The £50,000 we requested for the first year wasn’t questioned further, i.e. over $0.5m in today’s money.
Apart from the equipment that had to be purchased, the key element was a training program which included recruiting John Waddy and sending him for six months to Hammersmith in London to learn how to run the heart-lung pump. Hetzel and I were sent to England and America for three months, other technical staff were recruited. All of which coincided with our return to Adelaide in July 1960.
The next few months were taken up setting up the pump and monitoring, testing and calibrating the equipment. We then did ten non-survival dog experiments to get the whole team used to going on and coming off the pump.

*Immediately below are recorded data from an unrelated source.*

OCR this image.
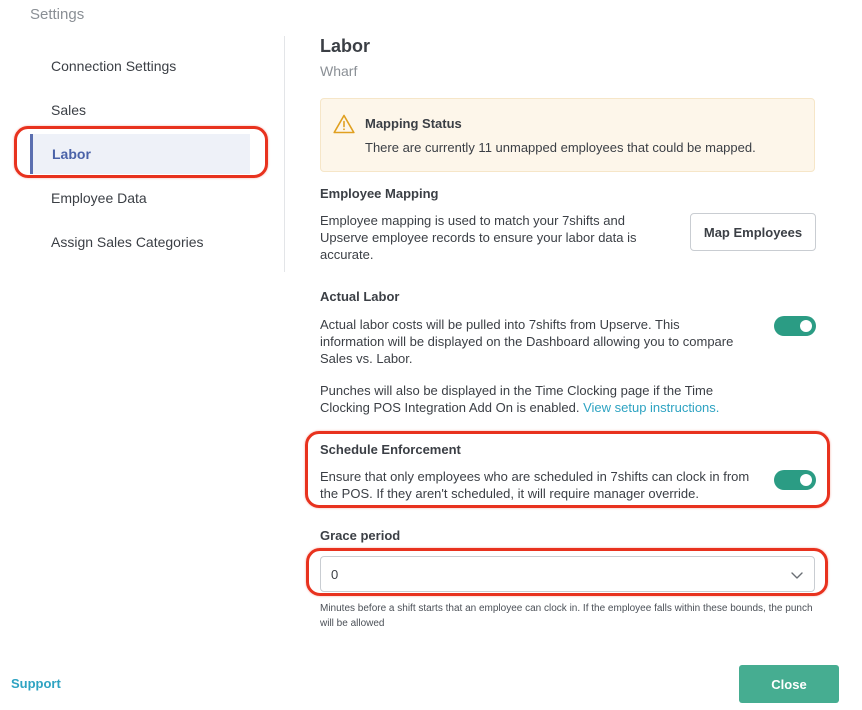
Settings
Connection Settings
Sales
Labor
Employee Data
Assign Sales Categories
Labor
Wharf
Mapping Status
There are currently 11 unmapped employees that could be mapped.
Employee Mapping
Employee mapping is used to match your 7shifts and Upserve employee records to ensure your labor data is accurate.
Map Employees
Actual Labor
Actual labor costs will be pulled into 7shifts from Upserve. This information will be displayed on the Dashboard allowing you to compare Sales vs. Labor.
Punches will also be displayed in the Time Clocking page if the Time Clocking POS Integration Add On is enabled. View setup instructions.
Schedule Enforcement
Ensure that only employees who are scheduled in 7shifts can clock in from the POS. If they aren't scheduled, it will require manager override.
Grace period
0
Minutes before a shift starts that an employee can clock in. If the employee falls within these bounds, the punch will be allowed
Support	Close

When we were satisfied, we selected six cases to be done, one a week from 6 November 1960 come hell or high water; at the end of which time, we planned to review the whole program to decide what we were going to do in 1961.

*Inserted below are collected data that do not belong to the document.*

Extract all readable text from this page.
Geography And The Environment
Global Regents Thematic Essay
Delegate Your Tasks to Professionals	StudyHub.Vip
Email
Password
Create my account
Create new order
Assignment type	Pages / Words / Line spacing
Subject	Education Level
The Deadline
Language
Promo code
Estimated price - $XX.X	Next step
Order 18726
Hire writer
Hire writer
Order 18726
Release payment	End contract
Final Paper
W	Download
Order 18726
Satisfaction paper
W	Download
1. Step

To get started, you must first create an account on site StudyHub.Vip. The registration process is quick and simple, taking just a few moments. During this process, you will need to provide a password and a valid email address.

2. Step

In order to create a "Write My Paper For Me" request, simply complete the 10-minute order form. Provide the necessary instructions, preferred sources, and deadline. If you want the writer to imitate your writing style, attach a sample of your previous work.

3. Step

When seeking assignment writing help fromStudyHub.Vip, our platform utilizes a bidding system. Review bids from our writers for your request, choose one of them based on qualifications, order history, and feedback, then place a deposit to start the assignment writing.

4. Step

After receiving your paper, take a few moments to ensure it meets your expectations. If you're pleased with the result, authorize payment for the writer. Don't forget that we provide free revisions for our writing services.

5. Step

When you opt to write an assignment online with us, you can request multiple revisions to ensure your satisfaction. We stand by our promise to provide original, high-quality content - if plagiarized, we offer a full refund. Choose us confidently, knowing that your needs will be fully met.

Well, the operations were successful and all the patients survived so we were up and running and because of our solid base. The fates continued to support us at the time and the teams that followed in Adelaide, right up to today.
If I may conclude on a personal note to let you know that very recently a lady now with two adult daughters rang to thank me for her cardiac operation in 1950 which seems to say it all to me and finally, to thank you for having me to lunch.